A poética constante em “Diário” revelou um autor vinculado às tendências
modernistas em voga na Europa. A versificação livre e o seu olhar distanciado
para o cotidiano das ilhas foi carregado de ironia, comum a um jovem branco de
formação europeia, que procurou se envolver com o meio novo ao qual era
(re)apresentado. Destacada sua irreverência quando o sujeito lírico deparou-se
com os ritmos locais: “Vi um batuque/ baque,/ bacanal!/ E fiquei de olhos
cansados/ – pobres selvagens –/ a ver horas e horas/ rolar a mesma dança/
doida...”, ou quando referiu-se à morna: “E a morna/ morna,/ bole/ mole,/ já
velha, sem ser antiga,/ num compasso de cantiga/ sexual.// Reminiscência dum
fado/ que, dançado/ num maxixe,/ tem a tristeza postiça/ dum cansaço.” Com esse
olhar diante do novo que António Pedro transformou esteticamente suas
impressões, sem medos ou fingimentos.
Seu olhar de estrangeiro, porém, não ficou imune ao drama da seca: “Ai
árvores ali/ e duras!,... ai!:/ e aqui/ terra queimada/ só.// Bé!,/ o pó/ da
ventania/ sufoca!/... Lá na baía/ ou doca/ ou que é,/ lá do vapor/ parecia/
melhor,/ embora fosse careca/ a terra seca,/ e o sol queimasse/ e adormentasse/
já.// Cá/ há mais do que calor,/ há dor/do sol!”. Também atento às mudanças da
paisagem com a chegada da chuva: “Chuva!,/ chuva que bonda!,/ chuva que tomba/
- bumba!...// Cheiro a chuva que embriaga.../ Chuva que alaga,/ e estraga o mal
do sol.// Esverdinharam-se os montes/ - um poema! -/ ... foi em dois dias/ um
poema...// Eram castanhos os montes/ e as árvores esgalhadas/ e atormentadas,/
e nuas...// Esverdinharam-se as árvores/ e as bordaduras/ das ruas”. Assim como
a observação irônica das relações raciais no arquipélago: “Os brancos daqui/
são mais modestos que os pretos:/ os pretos chamam-se pretos,/ os brancos
chamam-lhes gente daqui,/ e aqui.../ há brancos e pretos...”.

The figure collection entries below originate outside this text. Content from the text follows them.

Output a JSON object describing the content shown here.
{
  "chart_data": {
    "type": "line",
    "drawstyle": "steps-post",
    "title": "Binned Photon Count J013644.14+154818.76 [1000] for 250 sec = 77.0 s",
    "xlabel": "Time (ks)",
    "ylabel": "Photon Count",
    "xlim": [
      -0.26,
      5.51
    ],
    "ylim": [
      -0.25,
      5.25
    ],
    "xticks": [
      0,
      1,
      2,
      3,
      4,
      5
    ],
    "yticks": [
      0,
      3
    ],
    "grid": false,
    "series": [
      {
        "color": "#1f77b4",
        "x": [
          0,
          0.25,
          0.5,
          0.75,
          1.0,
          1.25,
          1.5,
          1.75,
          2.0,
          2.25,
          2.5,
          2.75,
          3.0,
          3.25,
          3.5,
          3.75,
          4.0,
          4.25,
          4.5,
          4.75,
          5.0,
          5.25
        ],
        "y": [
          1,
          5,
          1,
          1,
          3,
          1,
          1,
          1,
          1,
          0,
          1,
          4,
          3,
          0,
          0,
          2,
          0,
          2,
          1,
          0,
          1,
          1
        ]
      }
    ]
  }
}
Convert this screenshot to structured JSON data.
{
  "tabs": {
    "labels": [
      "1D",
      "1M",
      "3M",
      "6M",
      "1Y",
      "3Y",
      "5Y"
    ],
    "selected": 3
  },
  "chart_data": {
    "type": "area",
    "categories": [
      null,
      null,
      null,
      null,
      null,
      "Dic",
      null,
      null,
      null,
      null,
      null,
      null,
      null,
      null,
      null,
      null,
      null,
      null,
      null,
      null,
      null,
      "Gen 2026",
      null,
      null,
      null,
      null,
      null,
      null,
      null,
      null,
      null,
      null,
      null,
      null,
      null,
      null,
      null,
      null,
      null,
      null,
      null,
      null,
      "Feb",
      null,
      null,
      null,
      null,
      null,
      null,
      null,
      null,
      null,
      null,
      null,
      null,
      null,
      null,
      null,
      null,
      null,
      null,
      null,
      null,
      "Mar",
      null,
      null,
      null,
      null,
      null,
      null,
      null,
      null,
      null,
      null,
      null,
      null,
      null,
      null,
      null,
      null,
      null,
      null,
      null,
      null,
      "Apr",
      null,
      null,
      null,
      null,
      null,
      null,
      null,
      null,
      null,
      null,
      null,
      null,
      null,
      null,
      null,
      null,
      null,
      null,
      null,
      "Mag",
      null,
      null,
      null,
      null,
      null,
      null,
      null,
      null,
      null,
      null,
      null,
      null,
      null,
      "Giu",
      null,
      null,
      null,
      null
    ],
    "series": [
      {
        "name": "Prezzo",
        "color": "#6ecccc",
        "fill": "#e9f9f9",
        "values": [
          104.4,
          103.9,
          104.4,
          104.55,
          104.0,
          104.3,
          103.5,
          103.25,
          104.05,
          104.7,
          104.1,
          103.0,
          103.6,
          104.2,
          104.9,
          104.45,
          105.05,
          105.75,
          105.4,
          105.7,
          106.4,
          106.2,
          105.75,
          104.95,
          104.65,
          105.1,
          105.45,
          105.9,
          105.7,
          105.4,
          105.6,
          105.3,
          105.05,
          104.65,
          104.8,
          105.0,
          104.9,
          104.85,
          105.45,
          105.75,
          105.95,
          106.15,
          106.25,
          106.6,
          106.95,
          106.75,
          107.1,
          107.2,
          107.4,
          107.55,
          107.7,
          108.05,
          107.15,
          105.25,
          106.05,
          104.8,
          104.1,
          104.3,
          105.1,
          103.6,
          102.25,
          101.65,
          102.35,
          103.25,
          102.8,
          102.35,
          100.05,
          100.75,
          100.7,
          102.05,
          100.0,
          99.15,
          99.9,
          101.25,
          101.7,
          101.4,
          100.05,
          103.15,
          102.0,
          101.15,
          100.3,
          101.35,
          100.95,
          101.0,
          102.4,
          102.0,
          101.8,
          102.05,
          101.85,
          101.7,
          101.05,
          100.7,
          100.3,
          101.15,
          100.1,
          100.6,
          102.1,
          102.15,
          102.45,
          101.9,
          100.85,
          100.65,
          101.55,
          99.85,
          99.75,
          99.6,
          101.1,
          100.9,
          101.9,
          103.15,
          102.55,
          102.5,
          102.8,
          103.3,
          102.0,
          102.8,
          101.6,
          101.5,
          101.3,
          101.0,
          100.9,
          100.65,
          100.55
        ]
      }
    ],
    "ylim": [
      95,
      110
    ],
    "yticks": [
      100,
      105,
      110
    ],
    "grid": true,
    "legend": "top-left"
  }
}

O livro “Diário”, de António Pedro, consagrou-o como precursor do
modernismo na literatura cabo-verdiana, a percepção, ainda que distanciada para
os aspectos sociais e culturais do arquipélago, trouxe
uma nova guinada e serviu como motivação para os jovens escritores que buscavam
romper com as formas ainda submissas e vinculadas ao colonizador português,
fato que se confirmaria com a revista “Claridade” e poetas como Jorge Barbosa e
Osvaldo Alcântara. Por isso, destacamos a relevância de António Pedro para o
desenvolvimento da mais que secular literatura cabo-verdiana de língua
portuguesa.
*
Destacamos a forte presença de Cabo Verde no “VII
Semana da África - Identidades africanas na produção audiovisual em África e na
sua diáspora”, ocorrido em Salvador (Bahia/Brasil) de 20 a 25 de maio. A
literatura fez-se presente com os escritores Filinto Elísio e Joaquim Arena,
também estavam os colaboradores do “A Nação”, Márcia Souto (Uni-CV) e Ricardo
Riso. Souto e Elísio lançaram seus livros “Fenestra” e “Me_xendo no baú”,
respectivamente, durante o evento. Além da presença do Dr. Amarino Queiroz
(UFRN), do Dr. Claudio Alves Furtado (Uni-CV), de António Tavares (coreógrafo)
e dos cineastas Leão Lopes, Pedro Marcelino e César Schofield.